Are We There Yet?

In May, it seemed like whenever we listened to contributors on CNBC, we would hear someone say, it is the bottom, and it is time to buy. We are reminded of our children when they were young on a car trip, and they would start asking after 30 minutes, “Are we there yet?” Bottoms and tops are visible only in retrospect and picking such spots doesn’t fit into our investment process. We focus instead on different factors, especially risk/reward. In the current environment, we remain especially vigilant. On the other hand, the outlook for most shipping segments continues to be positive.

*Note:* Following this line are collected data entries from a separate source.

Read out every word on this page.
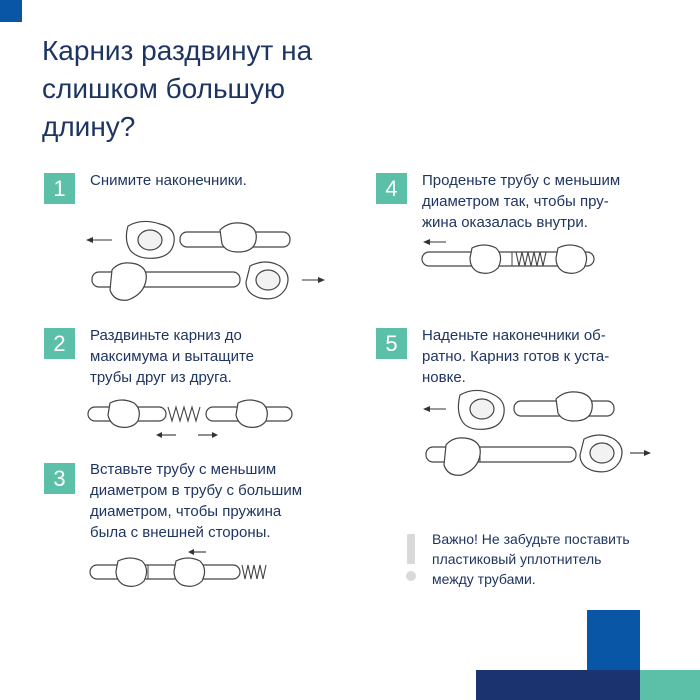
Карниз раздвинут на
слишком большую
длину?
1	Снимите наконечники.
2	Раздвиньте карниз до
максимума и вытащите
трубы друг из друга.
3	Вставьте трубу с меньшим
диаметром в трубу с большим
диаметром, чтобы пружина
была с внешней стороны.
4	Проденьте трубу с меньшим
диаметром так, чтобы пру-
жина оказалась внутри.
5	Наденьте наконечники об-
ратно. Карниз готов к уста-
новке.
Важно! Не забудьте поставить
пластиковый уплотнитель
между трубами.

We should get much news about shipping in the next 30 days, too. Posidonia Week begins in Athens for the first time in three years on June 6th, with exhibitions from Monday June 6 to Friday June 10, 2022. Marine Money Week follows in New York from June 21 to June 23, 2022.    It is hard to believe that the last time the industry met, the big debate was over scrubbers. Given that the spread between HFO/VLSFO today is $287 per metric ton and the break even for scrubbers at the time was $50 per metric ton, in retrospect, owners didn’t need to worry. One big question currently – will shipyards located in the Far East further delay the delivery of ships contracted at lower levels or cancel existing orders? TradeWinds News reported on May 20th that South Korean shipyards indicated they are struggling to come to terms with the recent doubling of steel and the other shipbuilding costs. We would expect Chinese yards to have similar issues. In the same article, DSME reported that prices on LNG carriers have increased to $224 million from less than $200 million a year ago. No matter what happens, in the short term, the existing fleet will be worth more, and the day of reckoning – when dry bulk and tanker owners start ordering new ships again – is postponed

We continue to like the risk/reward on offer in product tankers. Let’s begin with the UK. We are stupefied by Boris Johnson’s energy policy. His government has just instituted a windfall profits tax on energy companies. The UK’s fundamental energy issue is that they have moved too quickly to decarbonize, without having the necessary renewable or nuclear power in place. It has been exacerbated by their dependence on Russia for 25% of their distillates. The windfall tax will likely mean less North Sea oil exploration, exacerbating shortages over time and increasing the need for distillate imports. In the US we see similar policy challenges. The Northeast has insufficient diesel stocks, currently at 40-year lows. Distillates are also in backwardation, which means it is more profitable for a refiner to put diesel on a boat to Europe or Latin America and get the price immediately than send it from the Gulf Coast to New York on the Colonial Pipeline to arrive 18.5 days later. If the Administration were to suspend the Jones Act temporarily, it would improve distillate availability in New York and New England. However, such a move would be opposed by shipyards, US flag shipowners, and organized labor. The Administration would rather request that OPEC increase production or explore reopening closed refineries, which would take years. It means that there is no easy fix globally unless the EU starts buying distillates from Russia again. In the US, we expect to hear solutions such as windfall profit taxes in the US and calls to ban US oil exports. It should mean demand for product tankers will continue to be high, favoring shipping companies with product tanker exposure.